Wir alle hinterlassen Spuren während unseres Daseins, die auch bleiben, nachdem wir die Ebene gewechselt haben. Diese Spuren können sehr blass oder sehr stark vorhanden sein. In diesen Tagen begegnete ich den Spuren meiner Eltern und das berührt mich immer wieder und immer sehr stark.
Meine Mutter war eine künstlerisch begabte Frau, die alles
was sie stark bewegte in Verse und Gedichte eingeflochten hat. Ja, sie schrieb
Gedichte. Mein Vater aber übernahm damals die Aufgabe, diese Gedichte, mit Mamas
Handschrift geschrieben, mit seiner alten Schreibmaschine abzutippen und
ordentlich in die Sammelmappe abzulegen. Mit der Zeit haben sich dort hunderte
von Gedichten angesammelt. Als meine Mutter 1995 diese Existenzebene verlassen hat,
nahm meine Tochter diese Gedichte in Aufbewahrung. Damals hat sie ein
Versprechen gegeben, dass sie alle diese Gedichte irgendwann und irgendwo in
Form eines Buches herausgeben lassen wird. Damals hatte sie nicht im Traum
daran gedacht, dass sie selbst eines Tages einen Verlag führen wird. Aber die
Schicksalswege sind nicht einmal zu erahnen.
Es ist die Zeit gekommen dieses Versprechen einzulösen, aber
die Gedichte müssen zuerst in den PC abgeschrieben werden. Sie bat mich, diese
Aufgabe zu übernehmen und ich willigte ein.
Vor mir auf dem Tisch liegt eine abgenutzte, durch die Zeit, einst
weiße, jetzt gelb gewordene Sammelmappe. Ich wage nicht sie zu öffnen, sondern
schaue sie nur an. Mein Herz schlägt schneller. Mir ist es so als ob die Mappe
ein lebendiges Wesen ist, das auch Augen hat und zurückschaut. Ich fühle mich
beobachtet. Ich wusste, sobald ich die Mappe aufschlage, werden mir entgegen die
Erinnerungen zufliegen, mich umhüllen und in die Vergangenheit entführen. Ich weiß
nicht wie lange ich so da saß. Endlich streckte ich die Hand aus und öffnete
die Sammelmappe. Die Handschrift meiner Mutter!
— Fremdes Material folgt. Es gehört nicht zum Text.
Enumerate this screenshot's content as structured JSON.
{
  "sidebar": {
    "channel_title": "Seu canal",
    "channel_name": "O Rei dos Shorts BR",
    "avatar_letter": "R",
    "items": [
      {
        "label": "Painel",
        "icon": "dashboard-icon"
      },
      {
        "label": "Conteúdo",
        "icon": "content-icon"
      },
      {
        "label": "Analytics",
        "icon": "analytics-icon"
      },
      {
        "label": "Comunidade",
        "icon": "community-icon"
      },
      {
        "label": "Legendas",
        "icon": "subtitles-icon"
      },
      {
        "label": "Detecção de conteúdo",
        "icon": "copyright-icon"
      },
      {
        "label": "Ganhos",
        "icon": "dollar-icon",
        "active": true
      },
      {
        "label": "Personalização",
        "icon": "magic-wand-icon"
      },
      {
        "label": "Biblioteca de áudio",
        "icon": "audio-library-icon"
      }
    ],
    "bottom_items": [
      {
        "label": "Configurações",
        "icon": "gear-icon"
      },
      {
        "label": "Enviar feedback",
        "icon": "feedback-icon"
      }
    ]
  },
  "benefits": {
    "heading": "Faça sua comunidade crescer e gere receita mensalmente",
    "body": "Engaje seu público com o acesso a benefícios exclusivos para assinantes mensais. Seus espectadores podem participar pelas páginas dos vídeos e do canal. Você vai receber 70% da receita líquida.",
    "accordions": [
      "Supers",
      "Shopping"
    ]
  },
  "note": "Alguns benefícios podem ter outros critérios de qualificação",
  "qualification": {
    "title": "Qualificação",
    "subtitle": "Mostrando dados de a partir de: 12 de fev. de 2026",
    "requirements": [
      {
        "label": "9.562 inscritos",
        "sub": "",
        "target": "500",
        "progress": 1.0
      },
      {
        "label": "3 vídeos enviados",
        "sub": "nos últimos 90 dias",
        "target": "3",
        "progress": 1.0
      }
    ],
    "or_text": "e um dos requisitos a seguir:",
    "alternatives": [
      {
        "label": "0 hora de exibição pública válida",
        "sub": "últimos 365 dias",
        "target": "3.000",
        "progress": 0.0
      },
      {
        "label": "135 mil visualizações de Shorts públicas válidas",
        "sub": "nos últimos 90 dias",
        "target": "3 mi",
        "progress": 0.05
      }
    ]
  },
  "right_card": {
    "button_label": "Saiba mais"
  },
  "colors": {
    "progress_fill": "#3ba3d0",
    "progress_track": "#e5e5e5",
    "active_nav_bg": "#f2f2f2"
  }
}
Schön geformte, altertümlich
geschriebene Buchstaben. Ein Geruch breitete sich aus diesen alten Papieren aus.
Nicht der Geruch nach dem Alter, wie es zu erwarten wäre, nein. Ich roch den Geruch meiner
Mutter. So lieblich, so vertraut… und ich sah sie vor mir am Tisch sitzen, sie
lächelte mich an. Ich war zu tiefst berührt und konnte meine Tränen nicht
zurückhalten. Irgendwie war das so real, so wirklich als ob sie tatsächlich
hier wäre. Die Erkenntnis schoss durch mein Kopf: natürlich ist sie jetzt hier!
Und sie war nicht allein. Mein Vater war auch hier. Auch ihn sah ich, wie er
diese Gedichte abschreibt, hörte das
Klappern seiner alten Schreibmaschine wie damals… Ich fühlte mich umarmt, mit Liebe erfüllt, und wurde in dieser Liebe Eins mit den Beiden…
Die Handschrift ist etwas was mehr als alles andere unserer
Energie, Teile von unserem Wesen, auf dem Papier gebunden hinterlässt. Auf allem
was wir berühren bleibt unsere Energie haften aber nicht so stark und nicht so
dauerhaft wie wenn es um handschriftlich geschriebene Zeilen geht. Handschrift
ist doch Teil des Wesens. Aus aufgeschriebenen Gedanken einer Person kann man
viel über sie erfahren; über ihre Einsichten, Lebensweise, Charakter… aber aus
den von Hand aufgeschriebenen Gedanken können wir die Person vor allem
auch fühlen. Das sind ihre Abdrücke in der Zeit.